5.7 Chi-Square Test of Homogeneity
The chi-square test of homogeneity tests whether frequency counts of the R levels of a categorical variable are distributed identically across the C populations. It tests whether observed joint frequency counts \(O_{ij}\) differ from expected frequency counts \(E_{ij}\) under the independence model (the model of independent explanatory variables, \(\pi_{ij} = \pi_{i+} \pi_{+j}\). \(H_0\) is \(O_{ij} = E_{ij}\).
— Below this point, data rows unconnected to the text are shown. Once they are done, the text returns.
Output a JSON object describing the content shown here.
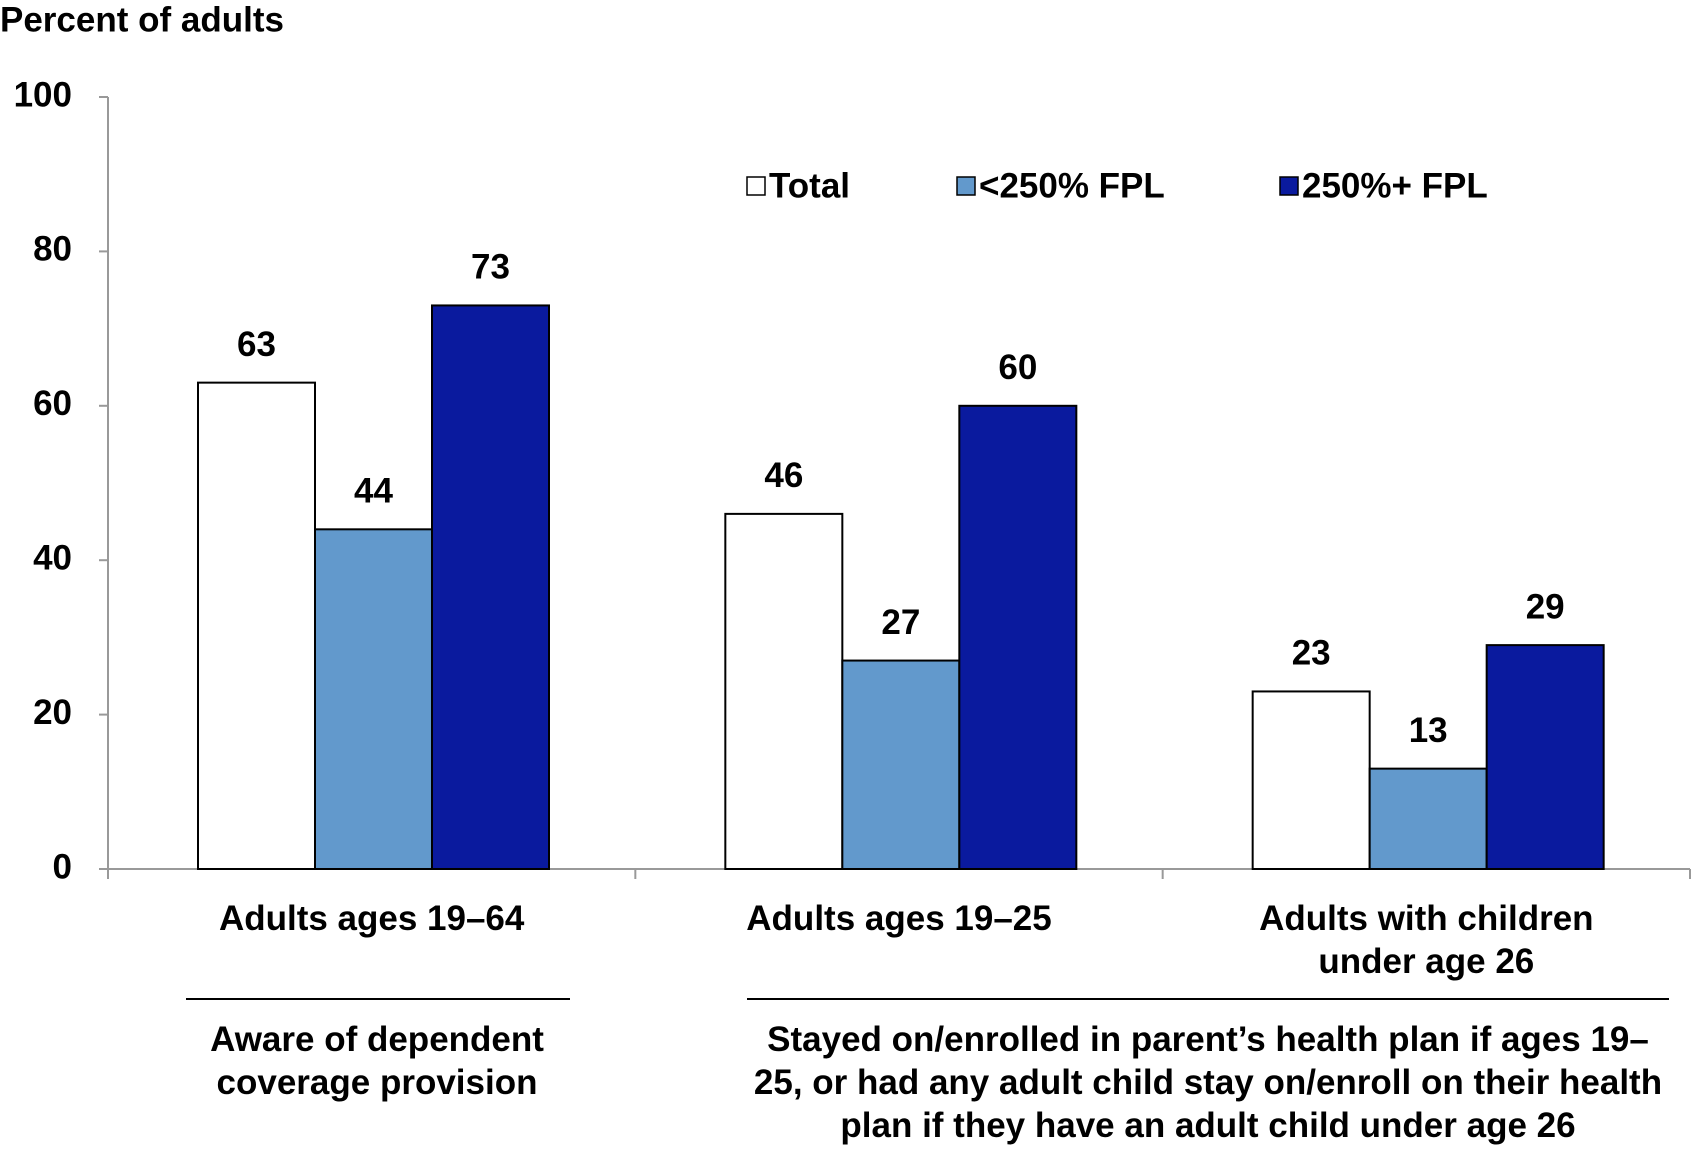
{
  "chart_data": {
    "type": "bar",
    "y_axis_label": "Percent of adults",
    "categories": [
      "Adults ages 19–64",
      "Adults ages 19–25",
      "Adults with children under age 26"
    ],
    "series": [
      {
        "name": "Total",
        "color": "#ffffff",
        "values": [
          63,
          46,
          23
        ]
      },
      {
        "name": "<250% FPL",
        "color": "#6299cc",
        "values": [
          44,
          27,
          13
        ]
      },
      {
        "name": "250%+ FPL",
        "color": "#0a1a9e",
        "values": [
          73,
          60,
          29
        ]
      }
    ],
    "ylim": [
      0,
      100
    ],
    "yticks": [
      0,
      20,
      40,
      60,
      80,
      100
    ],
    "annotations": [
      "Aware of dependent coverage provision",
      "Stayed on/enrolled in parent’s health plan if ages 19–25, or had any adult child stay on/enroll on their health plan if they have an adult child under age 26"
    ]
  }
}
The chi-square homogeneity test can be extended to cases where \(I\) and/or \(J\) is greater than 2.
There are two possible test statistics for this test, Pearson \(X^2 = \sum \frac{(O_{ij} - E_{ij})^2}{E_{ij}}\), and deviance \(G^2 = 2 \sum_{ij} O_{ij} \log \left( \frac{O_{ij}}{E_{ij}} \right)\).
Side note: z-Test of Two Proportions
The z-test and chi-square test produce the same statistical significance result because they are algebraically identical.
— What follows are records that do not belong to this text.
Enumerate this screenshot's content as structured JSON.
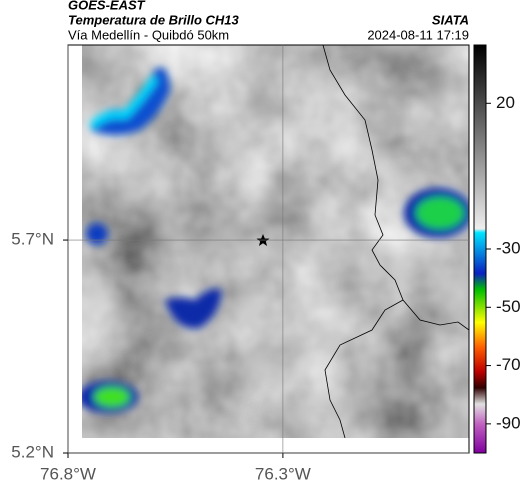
{
  "header": {
    "source": "GOES-EAST",
    "product": "Temperatura de Brillo CH13",
    "route": "Vía Medellín - Quibdó 50km",
    "brand": "SIATA",
    "timestamp": "2024-08-11 17:19"
  },
  "map": {
    "xlim": [
      -76.8,
      -75.867
    ],
    "ylim": [
      5.2,
      6.158
    ],
    "xticks": [
      {
        "value": -76.8,
        "label": "76.8°W"
      },
      {
        "value": -76.3,
        "label": "76.3°W"
      }
    ],
    "yticks": [
      {
        "value": 5.7,
        "label": "5.7°N"
      },
      {
        "value": 5.2,
        "label": "5.2°N"
      }
    ]
  },
  "colorbar": {
    "lim": [
      -100,
      40
    ],
    "ticks": [
      20,
      -30,
      -50,
      -70,
      -90
    ]
  }
}
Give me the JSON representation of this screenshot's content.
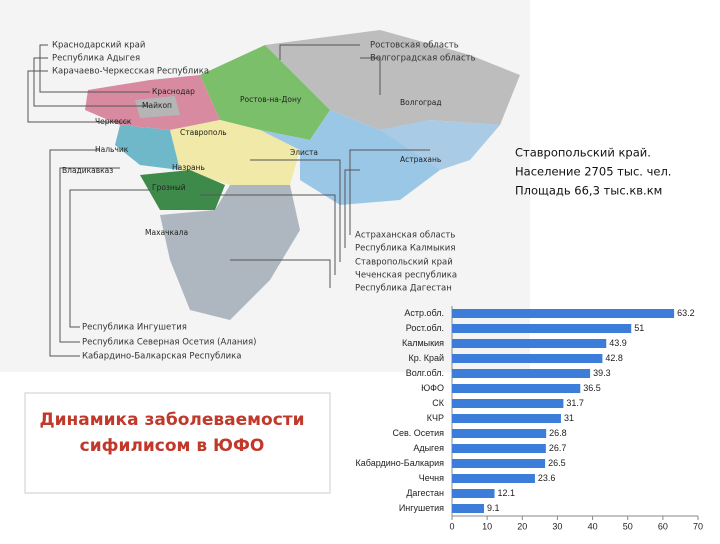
{
  "map": {
    "region_labels": [
      "Краснодарский край",
      "Республика Адыгея",
      "Карачаево-Черкесская Республика",
      "Ростовская область",
      "Волгоградская область",
      "Астраханская область",
      "Республика Калмыкия",
      "Ставропольский край",
      "Чеченская республика",
      "Республика Дагестан",
      "Республика Ингушетия",
      "Республика Северная Осетия (Алания)",
      "Кабардино-Балкарская Республика"
    ],
    "city_labels": [
      "Краснодар",
      "Майкоп",
      "Ростов-на-Дону",
      "Волгоград",
      "Черкесск",
      "Ставрополь",
      "Элиста",
      "Нальчик",
      "Назрань",
      "Астрахань",
      "Владикавказ",
      "Грозный",
      "Махачкала"
    ]
  },
  "info": [
    "Ставропольский край.",
    "Население 2705 тыс. чел.",
    "Площадь 66,3 тыс.кв.км"
  ],
  "heading": [
    "Динамика заболеваемости",
    "сифилисом в ЮФО"
  ],
  "chart_data": {
    "type": "bar",
    "orientation": "horizontal",
    "color": "#3b7dd8",
    "categories": [
      "Астр.обл.",
      "Рост.обл.",
      "Калмыкия",
      "Кр. Край",
      "Волг.обл.",
      "ЮФО",
      "СК",
      "КЧР",
      "Сев. Осетия",
      "Адыгея",
      "Кабардино-Балкария",
      "Чечня",
      "Дагестан",
      "Ингушетия"
    ],
    "values": [
      63.2,
      51,
      43.9,
      42.8,
      39.3,
      36.5,
      31.7,
      31,
      26.8,
      26.7,
      26.5,
      23.6,
      12.1,
      9.1
    ],
    "xlim": [
      0,
      70
    ],
    "xticks": [
      0,
      10,
      20,
      30,
      40,
      50,
      60,
      70
    ]
  }
}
The z-test uses the difference in sample proportions \(\hat{d} = p_1 - p_2\) as an estimate of the difference in population proportions \(\delta = \pi_1 - \pi_2\) to evaluate an hypothesized difference in population proportions \(d_0 = \pi_0 - \pi_1\) and/or construct a \((1−\alpha)\%\) confidence interval around \(\hat{d}\) to estimate \(\delta\) within a margin of error \(\epsilon\).
The z-test applies when the central limit theorem conditions hold so that the normal distribution approximates the binomial distribution.
- the sample is independently drawn, meaning random assignment (experiments) or random sampling without replacement from \(n < 10\%\) of the population (observational studies),
- there are at least \(n_i p_i >= 5\) successes and \(n_i (1 - p_i) >= 5\) failures for each group \(i\),
- the sample sizes are both \(n_i >= 30\), and
- the probability of success for each group is not extreme, \(0.2 < \pi_i < 0.8\).
If these conditions hold, the sampling distribution of \(\delta\) is normally distributed around \(\hat{d}\) with standard error \(se_\hat{d} = \sqrt{\frac{p_1(1 - p_1)}{n_1} + \frac{p_2(1 − p_2)}{n_2}}\). The measured values \(\hat{d}\) and \(se_\hat{d}\) approximate the population values \(\delta\) and \(se_\delta\). Define a \((1 − \alpha)\%\) confidence interval as \(\hat{d} \pm z_{\alpha / 2}se_\hat{d}\) or test the hypothesis of \(d = d_0\) with test statistic \(z = \frac{\hat{d} − d_0}{se_{d_0}}\) where \(se_{d_0} = \sqrt{p^*(1 - p^*) \left(\frac{1}{n_1} + \frac{1}{n_2}\right)}\) and \(p^*\) is the overall success probability.